Mais ce qu’il y a surtout de profond dans la pensée de Bossuet, c’est cette parole : « la perfection est-elle un obstacle à l’être ? » Leibnitz, qui s’était posé précisément cette question, n’avait pas hésité à répondre que l’idée de parfait n’implique pas contradiction, en d’autres termes que le parfait est possible, qu’il n’est point un obstacle à l’être. Et on ne voit pas en effet ce qu’il pourrait y avoir de contradictoire dans la notion d’un être parfait. C’est ici qu’il importe de distinguer profondément l’essence et les attributs.

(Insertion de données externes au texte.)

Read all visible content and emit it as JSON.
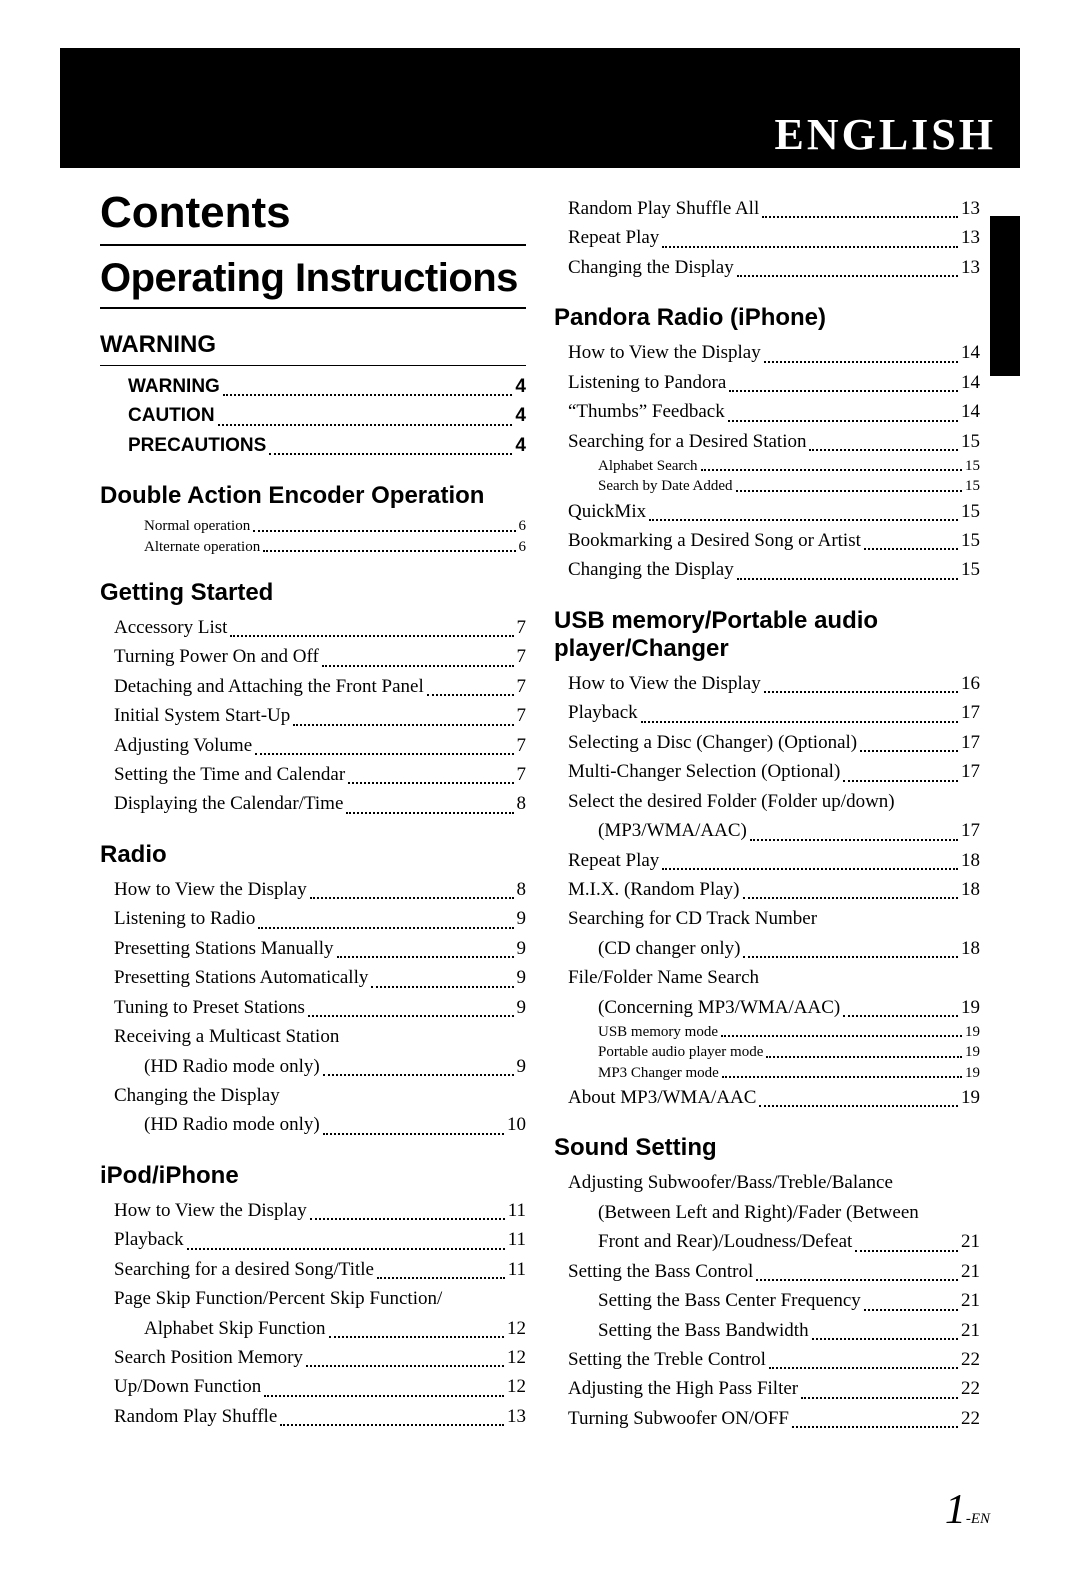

  1. On peut contester cette conséquence en disant que l’infiniment petit n’est pas identique au zéro : cela est vrai ; mais il tend sans cesse à se confondre avec lui. Or, comme il n’y a aucune raison de fixer à l’absolu ou à l’être en soi tel degré de perfection ou de détermination plutôt que tel autre, si je le conçois comme un infiniment petit, je devrai diminuer son être de plus en plus, et ne pouvant jamais m’arrêter dans cette opération d’élimination, je le verrai s’enfuyant et se dispersant à l’infini, ayant ainsi une tendance infinie à se confondre avec le zéro ; on ne voit pas alors d’où il prendrait la force nécessaire pour augmenter sans cesse son être, comme l’expérience nous montre que cela a lieu.